DESCRIPTION (provided by applicant): Many DNA tumor viruses encode "initiators" proteins that site specifically bind to viral origins of DNA replication. Upon binding to their respective origins, the initiators assemble into DNA helicases that are capable of melting duplex DNA. Initiators also recruit cellular proteins required for synthesis of nascent DNA. We are attempting to understand these processes by characterizing in depth an initiator encoded by Simian Virus 40, termed T-antigen (T-ag). Using the Simian Virus 40 system and simple band shift experiments, a fundamental question in biology will be addressed: "how does the cell cycle machinery control the assembly of initiators on viral origins of replication?" Recent experiments with T-ag derived peptides, whose ability to bind to DNA is regulated by phosphorylation of Thr 124, are providing significant insights into this process. Experiments are proposed to determine if similar mechanisms are operating in the context of T-ag. Related aspects of T-ag assembly and regulation will be considered, such as locating a site on T-ag whose interactions with the flanking sequences in the core origin is necessary for T-ag binding. Collectively, these studies will provide information that may allow us to solve the mechanism of DNA unwinding. Once the SV40 origin is unwound, the pol alpha-primase complex initiates the synthesis of nascent DNA strands. Exactly what sequences constitute the initiation sites for the pol alpha-primase complex is the topic of an additional series of experiments. Given that many basic processes are conserved throughout evolution, we are confident that the information we obtain from these studies will be pertinent to the initiation of DNA replication at other viral origins of replication. Furthermore, they may help us to understand how the cell cycle machinery controls initiation events at cellular origins. Given that uncontrolled DNA replication is thought to be a component of many diseases, including cancer, it is very important to understand how DNA replication is initiated and how it is controlled.

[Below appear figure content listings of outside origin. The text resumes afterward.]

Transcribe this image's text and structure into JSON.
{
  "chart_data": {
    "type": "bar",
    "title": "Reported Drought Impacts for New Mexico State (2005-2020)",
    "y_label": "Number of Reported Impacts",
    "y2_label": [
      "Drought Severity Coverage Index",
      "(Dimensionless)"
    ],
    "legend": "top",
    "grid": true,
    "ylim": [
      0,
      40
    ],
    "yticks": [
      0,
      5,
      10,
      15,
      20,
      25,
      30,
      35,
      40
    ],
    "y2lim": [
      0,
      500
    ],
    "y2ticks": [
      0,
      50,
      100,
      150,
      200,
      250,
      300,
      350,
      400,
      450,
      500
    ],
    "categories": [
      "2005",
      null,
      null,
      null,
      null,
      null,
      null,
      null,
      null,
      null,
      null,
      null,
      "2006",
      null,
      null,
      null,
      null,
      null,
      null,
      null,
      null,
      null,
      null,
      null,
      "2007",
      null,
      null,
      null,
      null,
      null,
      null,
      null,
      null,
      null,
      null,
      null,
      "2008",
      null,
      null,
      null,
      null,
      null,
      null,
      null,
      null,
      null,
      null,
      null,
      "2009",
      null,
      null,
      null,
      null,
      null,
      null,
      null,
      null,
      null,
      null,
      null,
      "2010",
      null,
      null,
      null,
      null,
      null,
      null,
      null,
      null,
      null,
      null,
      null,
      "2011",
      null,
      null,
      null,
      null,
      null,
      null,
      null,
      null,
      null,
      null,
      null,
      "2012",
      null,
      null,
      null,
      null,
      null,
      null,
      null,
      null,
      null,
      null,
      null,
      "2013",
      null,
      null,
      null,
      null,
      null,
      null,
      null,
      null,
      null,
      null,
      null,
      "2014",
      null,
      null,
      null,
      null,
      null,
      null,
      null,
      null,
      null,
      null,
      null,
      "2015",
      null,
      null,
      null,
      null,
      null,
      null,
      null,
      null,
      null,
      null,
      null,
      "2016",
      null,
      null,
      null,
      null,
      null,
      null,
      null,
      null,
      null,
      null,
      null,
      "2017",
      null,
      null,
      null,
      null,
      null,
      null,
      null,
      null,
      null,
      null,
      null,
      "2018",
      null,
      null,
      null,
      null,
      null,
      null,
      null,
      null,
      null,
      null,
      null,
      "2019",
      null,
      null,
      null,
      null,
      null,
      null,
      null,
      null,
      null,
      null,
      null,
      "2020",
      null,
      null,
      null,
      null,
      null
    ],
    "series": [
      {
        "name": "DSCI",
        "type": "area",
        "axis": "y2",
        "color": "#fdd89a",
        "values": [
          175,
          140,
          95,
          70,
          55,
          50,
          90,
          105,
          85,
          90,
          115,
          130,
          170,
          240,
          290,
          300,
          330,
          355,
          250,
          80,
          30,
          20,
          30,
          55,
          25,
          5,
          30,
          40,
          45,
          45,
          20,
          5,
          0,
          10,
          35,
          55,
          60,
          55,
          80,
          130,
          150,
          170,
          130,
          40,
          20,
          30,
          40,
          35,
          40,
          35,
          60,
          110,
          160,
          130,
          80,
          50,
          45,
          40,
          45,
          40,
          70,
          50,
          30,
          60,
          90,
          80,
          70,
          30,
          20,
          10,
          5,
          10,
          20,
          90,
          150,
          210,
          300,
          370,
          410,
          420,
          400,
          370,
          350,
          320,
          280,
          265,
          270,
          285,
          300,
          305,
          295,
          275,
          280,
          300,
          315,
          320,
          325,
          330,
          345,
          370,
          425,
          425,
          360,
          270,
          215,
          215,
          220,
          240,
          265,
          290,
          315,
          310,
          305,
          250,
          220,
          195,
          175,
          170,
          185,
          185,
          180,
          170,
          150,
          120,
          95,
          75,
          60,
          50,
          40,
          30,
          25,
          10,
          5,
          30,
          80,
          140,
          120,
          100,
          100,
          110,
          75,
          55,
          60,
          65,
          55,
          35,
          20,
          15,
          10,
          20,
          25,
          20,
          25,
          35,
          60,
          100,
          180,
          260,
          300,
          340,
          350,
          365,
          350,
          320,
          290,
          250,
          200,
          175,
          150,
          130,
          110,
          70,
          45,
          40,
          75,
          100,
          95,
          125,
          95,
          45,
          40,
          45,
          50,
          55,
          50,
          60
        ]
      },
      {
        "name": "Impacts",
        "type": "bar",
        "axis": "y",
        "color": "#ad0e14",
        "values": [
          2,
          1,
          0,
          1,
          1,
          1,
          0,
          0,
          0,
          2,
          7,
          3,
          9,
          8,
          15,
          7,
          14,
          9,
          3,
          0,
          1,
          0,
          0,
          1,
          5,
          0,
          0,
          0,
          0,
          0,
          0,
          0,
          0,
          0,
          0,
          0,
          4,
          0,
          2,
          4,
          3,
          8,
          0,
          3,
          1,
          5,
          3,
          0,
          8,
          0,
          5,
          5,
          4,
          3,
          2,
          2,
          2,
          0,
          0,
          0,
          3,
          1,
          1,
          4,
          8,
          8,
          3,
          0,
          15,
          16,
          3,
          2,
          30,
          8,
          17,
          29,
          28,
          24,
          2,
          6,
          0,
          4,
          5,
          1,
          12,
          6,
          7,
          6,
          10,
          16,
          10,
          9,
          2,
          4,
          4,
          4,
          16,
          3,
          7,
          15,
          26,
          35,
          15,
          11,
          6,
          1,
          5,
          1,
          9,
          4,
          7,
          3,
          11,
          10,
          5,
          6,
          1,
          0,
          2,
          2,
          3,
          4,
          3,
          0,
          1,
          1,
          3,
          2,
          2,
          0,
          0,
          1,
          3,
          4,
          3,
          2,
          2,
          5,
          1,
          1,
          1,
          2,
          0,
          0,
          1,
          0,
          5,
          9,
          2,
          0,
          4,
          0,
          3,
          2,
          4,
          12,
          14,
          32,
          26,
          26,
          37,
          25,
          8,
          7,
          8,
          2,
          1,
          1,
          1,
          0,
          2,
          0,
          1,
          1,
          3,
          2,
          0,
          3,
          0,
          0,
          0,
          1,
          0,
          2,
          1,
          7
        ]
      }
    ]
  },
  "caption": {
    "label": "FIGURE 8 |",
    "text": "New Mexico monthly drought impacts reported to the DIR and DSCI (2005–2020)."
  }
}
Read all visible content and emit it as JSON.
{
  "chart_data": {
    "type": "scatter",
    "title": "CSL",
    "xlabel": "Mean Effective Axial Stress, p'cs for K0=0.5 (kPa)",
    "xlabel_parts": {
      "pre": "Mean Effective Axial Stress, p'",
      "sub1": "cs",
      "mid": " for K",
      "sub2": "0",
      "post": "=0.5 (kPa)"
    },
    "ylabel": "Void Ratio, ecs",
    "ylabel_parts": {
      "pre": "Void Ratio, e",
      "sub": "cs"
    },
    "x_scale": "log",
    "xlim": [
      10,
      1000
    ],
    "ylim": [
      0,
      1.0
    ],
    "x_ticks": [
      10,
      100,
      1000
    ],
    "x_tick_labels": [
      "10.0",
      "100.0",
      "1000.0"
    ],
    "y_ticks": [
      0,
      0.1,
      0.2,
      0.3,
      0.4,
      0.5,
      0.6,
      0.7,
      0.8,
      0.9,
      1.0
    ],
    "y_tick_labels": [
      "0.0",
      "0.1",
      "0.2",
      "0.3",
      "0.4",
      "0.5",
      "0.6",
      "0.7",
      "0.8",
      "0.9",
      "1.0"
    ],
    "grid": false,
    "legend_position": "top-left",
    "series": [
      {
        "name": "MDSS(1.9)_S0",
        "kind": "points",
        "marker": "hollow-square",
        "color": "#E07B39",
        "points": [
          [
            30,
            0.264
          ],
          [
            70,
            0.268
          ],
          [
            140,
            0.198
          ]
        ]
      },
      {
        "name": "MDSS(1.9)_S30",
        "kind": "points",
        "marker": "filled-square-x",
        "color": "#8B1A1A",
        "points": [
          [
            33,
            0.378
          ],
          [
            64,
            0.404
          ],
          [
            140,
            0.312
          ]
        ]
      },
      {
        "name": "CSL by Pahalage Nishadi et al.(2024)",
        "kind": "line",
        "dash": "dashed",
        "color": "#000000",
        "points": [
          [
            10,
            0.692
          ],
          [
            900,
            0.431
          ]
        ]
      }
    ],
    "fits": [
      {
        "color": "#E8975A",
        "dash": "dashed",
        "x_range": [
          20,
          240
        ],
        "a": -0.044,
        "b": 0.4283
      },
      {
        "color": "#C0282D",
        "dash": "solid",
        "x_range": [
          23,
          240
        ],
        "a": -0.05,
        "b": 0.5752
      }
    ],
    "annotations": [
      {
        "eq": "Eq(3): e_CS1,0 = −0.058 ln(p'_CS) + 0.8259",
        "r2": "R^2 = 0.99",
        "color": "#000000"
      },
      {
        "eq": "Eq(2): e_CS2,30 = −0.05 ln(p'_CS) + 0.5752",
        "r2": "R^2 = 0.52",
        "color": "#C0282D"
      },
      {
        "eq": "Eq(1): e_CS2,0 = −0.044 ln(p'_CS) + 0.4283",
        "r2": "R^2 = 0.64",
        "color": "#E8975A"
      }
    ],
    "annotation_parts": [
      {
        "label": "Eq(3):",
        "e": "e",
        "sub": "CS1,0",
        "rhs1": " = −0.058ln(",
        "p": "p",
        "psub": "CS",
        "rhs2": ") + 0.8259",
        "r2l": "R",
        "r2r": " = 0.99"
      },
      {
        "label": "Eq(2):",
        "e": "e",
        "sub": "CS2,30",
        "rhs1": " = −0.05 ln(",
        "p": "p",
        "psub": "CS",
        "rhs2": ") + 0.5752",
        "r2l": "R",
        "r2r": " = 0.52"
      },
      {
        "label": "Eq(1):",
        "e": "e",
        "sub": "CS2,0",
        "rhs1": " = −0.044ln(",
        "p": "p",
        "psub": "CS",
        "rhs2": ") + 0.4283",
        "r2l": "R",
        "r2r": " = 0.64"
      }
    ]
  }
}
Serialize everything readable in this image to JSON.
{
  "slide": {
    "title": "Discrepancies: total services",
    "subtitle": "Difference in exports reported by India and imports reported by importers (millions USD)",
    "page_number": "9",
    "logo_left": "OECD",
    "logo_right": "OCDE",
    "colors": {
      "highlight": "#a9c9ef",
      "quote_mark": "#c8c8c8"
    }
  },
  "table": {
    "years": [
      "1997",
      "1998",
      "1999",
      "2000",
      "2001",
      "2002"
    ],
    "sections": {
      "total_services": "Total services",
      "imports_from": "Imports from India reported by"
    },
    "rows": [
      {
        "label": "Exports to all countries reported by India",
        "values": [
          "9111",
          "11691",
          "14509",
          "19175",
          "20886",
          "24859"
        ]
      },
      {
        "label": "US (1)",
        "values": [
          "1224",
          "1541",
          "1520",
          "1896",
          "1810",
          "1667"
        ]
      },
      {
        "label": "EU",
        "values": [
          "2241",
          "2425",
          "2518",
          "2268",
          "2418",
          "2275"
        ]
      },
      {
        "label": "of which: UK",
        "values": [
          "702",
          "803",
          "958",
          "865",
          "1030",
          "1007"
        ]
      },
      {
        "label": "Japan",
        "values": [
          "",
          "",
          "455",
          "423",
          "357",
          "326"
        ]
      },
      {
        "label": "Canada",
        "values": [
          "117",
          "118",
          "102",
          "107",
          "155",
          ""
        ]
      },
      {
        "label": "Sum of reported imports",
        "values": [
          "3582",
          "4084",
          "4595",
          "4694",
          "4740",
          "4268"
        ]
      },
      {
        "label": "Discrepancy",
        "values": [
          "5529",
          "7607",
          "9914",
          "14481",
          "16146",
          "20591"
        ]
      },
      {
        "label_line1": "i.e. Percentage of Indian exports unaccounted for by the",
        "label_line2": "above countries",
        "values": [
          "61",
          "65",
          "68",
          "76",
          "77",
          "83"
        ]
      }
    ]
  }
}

描述（由申请人提供）：许多DNA肿瘤病毒编码“启动子” 与病毒DNA复制起点位点特异性结合的蛋白质。后结合到它们各自的起点，引发剂组装成DNA解旋酶能够解链双链体DNA发起人还招募细胞合成新生DNA所需的蛋白质。我们试图了解通过深入研究猿猴病毒编码的启动子， 40，称为T抗原（T-ag）。使用猿猴病毒40系统和简单条带转移实验，生物学中的一个基本问题将得到解决：“如何细胞周期机制是否控制着病毒启动子的组装复制源？“最近对T-ag衍生肽的实验，与DNA结合的能力受Thr 124的磷酸化调节，为这一过程提供了重要的见解。实验被提议为确定类似的机制是否在T-ag的背景下运行。相关将考虑T-ag组装和监管方面的问题，例如定位一个 T-ag上与核心起源中的侧翼序列相互作用的位点是T-ag结合所必需的。这些研究将提供这些信息可以帮助我们解决DNA解旋的机制。一旦 SV 40起源解绕，pol α-引发酶复合物启动合成新生的DNA链到底是什么序列构成了对于聚合酶α-引发酶复合物是一个额外的系列的主题，实验由于许多基本过程都是保守的，我们相信，我们从这些研究中获得的信息将与其他病毒起点的DNA复制起始有关复制。此外，它们还可以帮助我们了解细胞周期是如何机械控制细胞起源的起始事件。鉴于不受控制的DNA复制被认为是许多疾病的组成部分，包括癌症，了解DNA复制是如何它是如何启动的，以及如何控制的。